На этом мы оставили Надю в покое — пусть себе и дальше сидит на своей скамейке в парке — и перешли к обсуждению того, какую тему для итогового сочинения выберет Форманек, известный любитель Гёте; Гёте, во всяком случае, мы проходили очень основательно. Правда, Форманек мог предложить и весьма неприятные вопросы. Подсунул же он нашему параллельному классу — хотя сам ненавидит немецкий экспрессионизм — то еще заданьице: анализ стихотворений Августа Штрамма; он вообще предпочитал коварные темы, типа прошлогодней: «Структура диалога в балладе Гердера „Эдвард“». Д-р Форманек был угрюмым и низкорослым, стрижен ежиком, с глубоко посаженными глазами; он страдал (в легкой форме) болезнью Бехтерева, а немецкий преподавал, по его словам, «как первый иностранный язык». К ученикам он испытывал своеобразный комплекс любви-ненависти. В тот памятный день он, прихрамывая, вошел в классную комнату, серьезно посмотрел на нас и написал на доске тему сочинения. Гёте иногда использует слово Geschaft (дело, занятие, сделка) и в значении «работа». Проинтерпретируйте его фразу из романа «Годы странствий Вильгельма Майстера»: «Счастлив человек, если для него дело (Geschaft) становится любимой куклой, с которой он просто-напросто играет, забавляясь тем, что его состояние вменяет ему в обязанность»; или другую: «К делам нужно подходить абстрактно, а не по-человечески — со склонностью или отвращением, со страстью или как бы из милости; тогда и сделаешь больше, и скорее со всем справишься».

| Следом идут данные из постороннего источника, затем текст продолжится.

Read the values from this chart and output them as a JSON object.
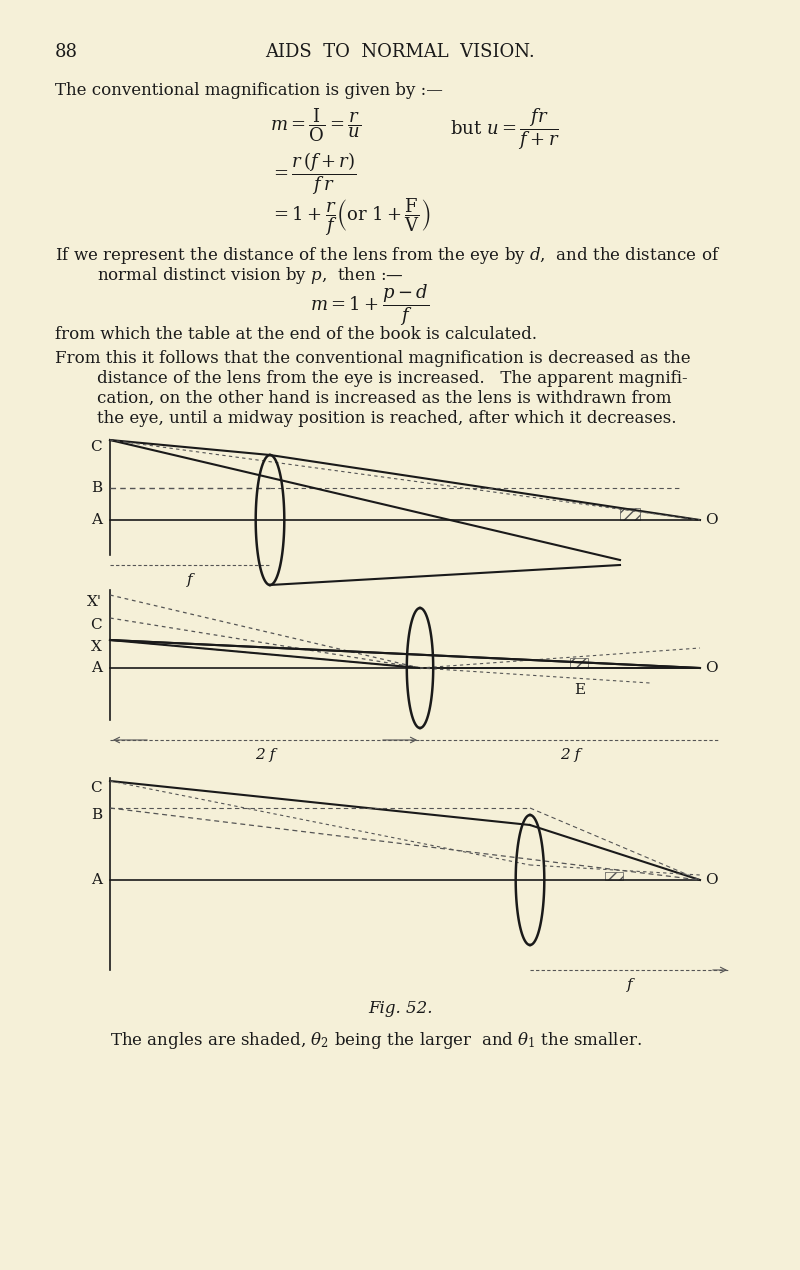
{
  "bg_color": "#f5f0d8",
  "text_color": "#1a1a1a",
  "page_number": "88",
  "header": "AIDS  TO  NORMAL  VISION.",
  "line1": "The conventional magnification is given by :—",
  "para1": "If we represent the distance of the lens from the eye by $d$, and the distance of\n        normal distinct vision by $p$, then :—",
  "formula_m1": "$m = \\dfrac{\\mathrm{I}}{\\mathrm{O}} = \\dfrac{r}{u}$",
  "formula_but": "but $u = \\dfrac{fr}{f + r}$",
  "formula_m2": "$= \\dfrac{r(f + r)}{fr}$",
  "formula_m3": "$= 1 + \\dfrac{r}{f}$ $\\left($ or $1 + \\dfrac{\\mathrm{F}}{\\mathrm{V}}$ $\\right)$",
  "formula_md": "$m = 1 + \\dfrac{p - d}{f}$",
  "line_table": "from which the table at the end of the book is calculated.",
  "para2": "From this it follows that the conventional magnification is decreased as the\n        distance of the lens from the eye is increased.   The apparent magnifi-\n        cation, on the other hand is increased as the lens is withdrawn from\n        the eye, until a midway position is reached, after which it decreases.",
  "fig_caption": "Fig. 52.",
  "caption_text": "The angles are shaded, $\\theta_2$ being the larger  and $\\theta_1$ the smaller.",
  "line_color": "#1a1a1a",
  "dashed_color": "#555555",
  "lens_color": "#1a1a1a",
  "shade_color": "#aaaaaa"
}
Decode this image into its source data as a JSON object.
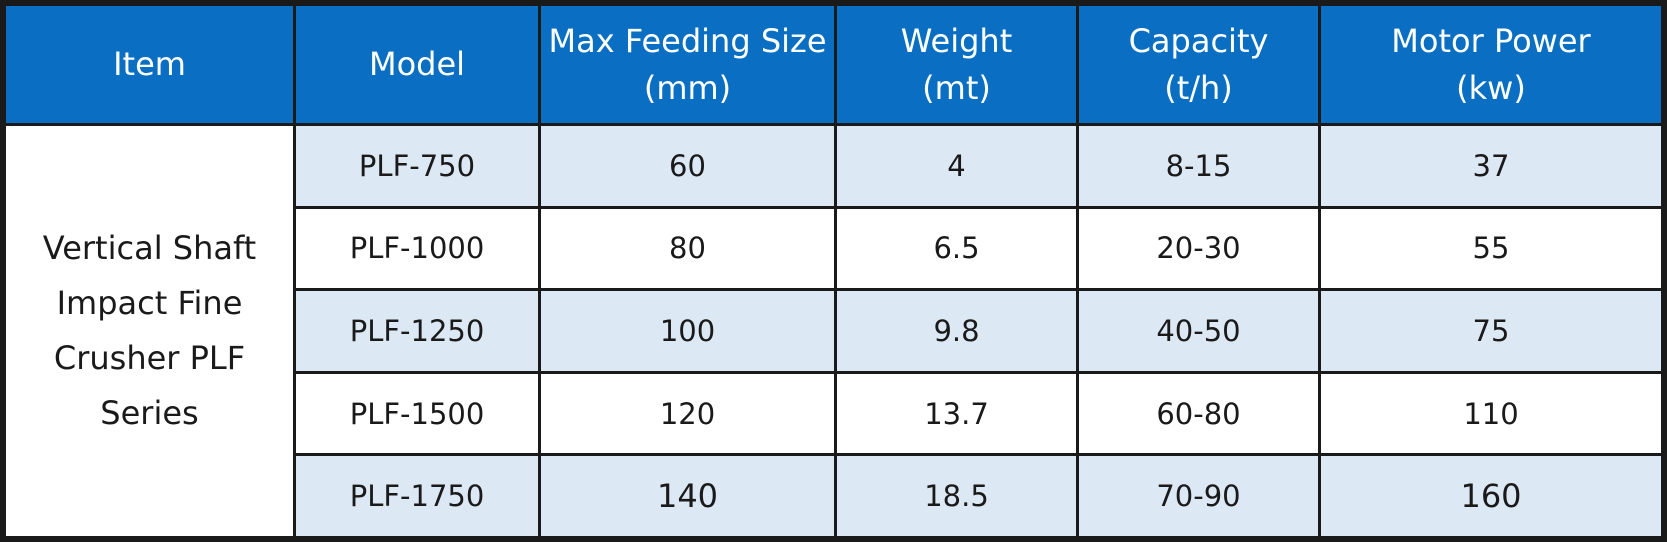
{
  "headers": [
    {
      "line1": "Item",
      "line2": ""
    },
    {
      "line1": "Model",
      "line2": ""
    },
    {
      "line1": "Max Feeding Size",
      "line2": "(mm)"
    },
    {
      "line1": "Weight",
      "line2": "(mt)"
    },
    {
      "line1": "Capacity",
      "line2": "(t/h)"
    },
    {
      "line1": "Motor Power",
      "line2": "(kw)"
    }
  ],
  "item": {
    "lines": [
      "Vertical Shaft",
      "Impact Fine",
      "Crusher PLF",
      "Series"
    ]
  },
  "rows": [
    {
      "model": "PLF-750",
      "feed": "60",
      "weight": "4",
      "capacity": "8-15",
      "power": "37"
    },
    {
      "model": "PLF-1000",
      "feed": "80",
      "weight": "6.5",
      "capacity": "20-30",
      "power": "55"
    },
    {
      "model": "PLF-1250",
      "feed": "100",
      "weight": "9.8",
      "capacity": "40-50",
      "power": "75"
    },
    {
      "model": "PLF-1500",
      "feed": "120",
      "weight": "13.7",
      "capacity": "60-80",
      "power": "110"
    },
    {
      "model": "PLF-1750",
      "feed": "140",
      "weight": "18.5",
      "capacity": "70-90",
      "power": "160"
    }
  ],
  "colors": {
    "header_bg": "#0a6fc2",
    "header_text": "#ffffff",
    "row_shade": "#dde8f5",
    "border": "#1a1a1a"
  }
}
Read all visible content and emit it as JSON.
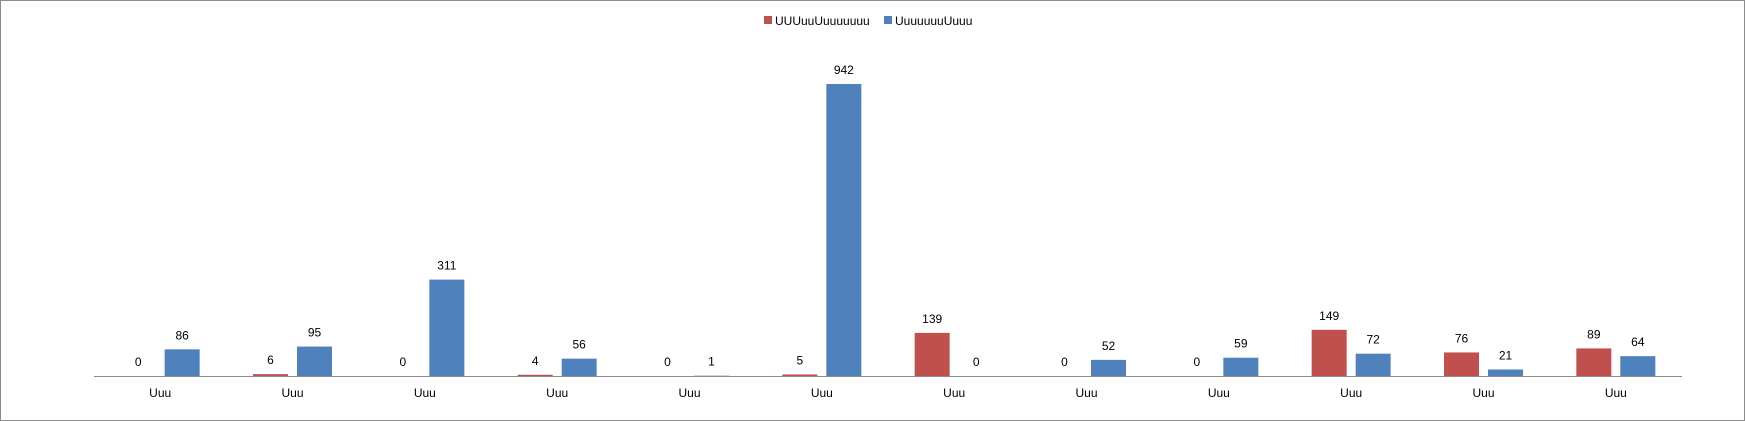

Боже мой, прошептал сидевший рядом со мной Платтель, ну и дерьмовое задание. Форманек услышал, но ничуть не рассердился, а посоветовал, чтобы мы проверили обе сентенции Гёте на жизненных примерах и, может быть, привлекли еще кое-какие понятия — скажем, «честолюбие», или «деятельность», или даже «удовлетворение»; потом останется составить хороший план, и дальше все пойдет как по маслу. Он усмехнулся, поудобнее устроился у стола, закинул ногу на ногу и погрузился в чтение книги под названием «Рембрандт как предприниматель». Одной воли, изрек он, не поднимая на нас глаз, еще недостаточно, чтобы успешно действовать. Мы тупо уставились в пространство. Я украдкой оглянулся. Красавчик Федерман, будущий миллионер, сосредоточенно посасывал колпачок авторучки и считал водяные подтеки на потолке. Ангелина, сидевшая передо мной, быстро-быстро строчила что-то на черновике; она всегда составляла фантастические планы, но никогда не умела ими воспользоваться. Платтель, мой сосед по парте, со стоном в третий раз выводил на первой странице слово «План». Потом сумел-таки внутренне собраться — это было заметно по его задвигавшимся челюстям — и с помощью ключевых слов (подобранных, так сказать, из подручного материала) наметил линию дальнейших рассуждений: счастье, дело, кукла, игра — подходить к ним абстрактно, а не по-человечески; тогда успех гарантирован. После этого обнадеживающего начала бедный Платтель, не особенно сильный по части сочинений, растерянно воззрился на свою цепочку существительных, не зная, что с ними делать дальше. Потом решительно выделил оба наречия, обведя их шариковой ручкой. Мне тоже так сразу ничего не приходило в голову по поводу гётевских деловых советов; поэтому я попытался успокоиться и сконцентрироваться на вещах посторонних, которые тоже могли привести к цели — непонятно только, к какой.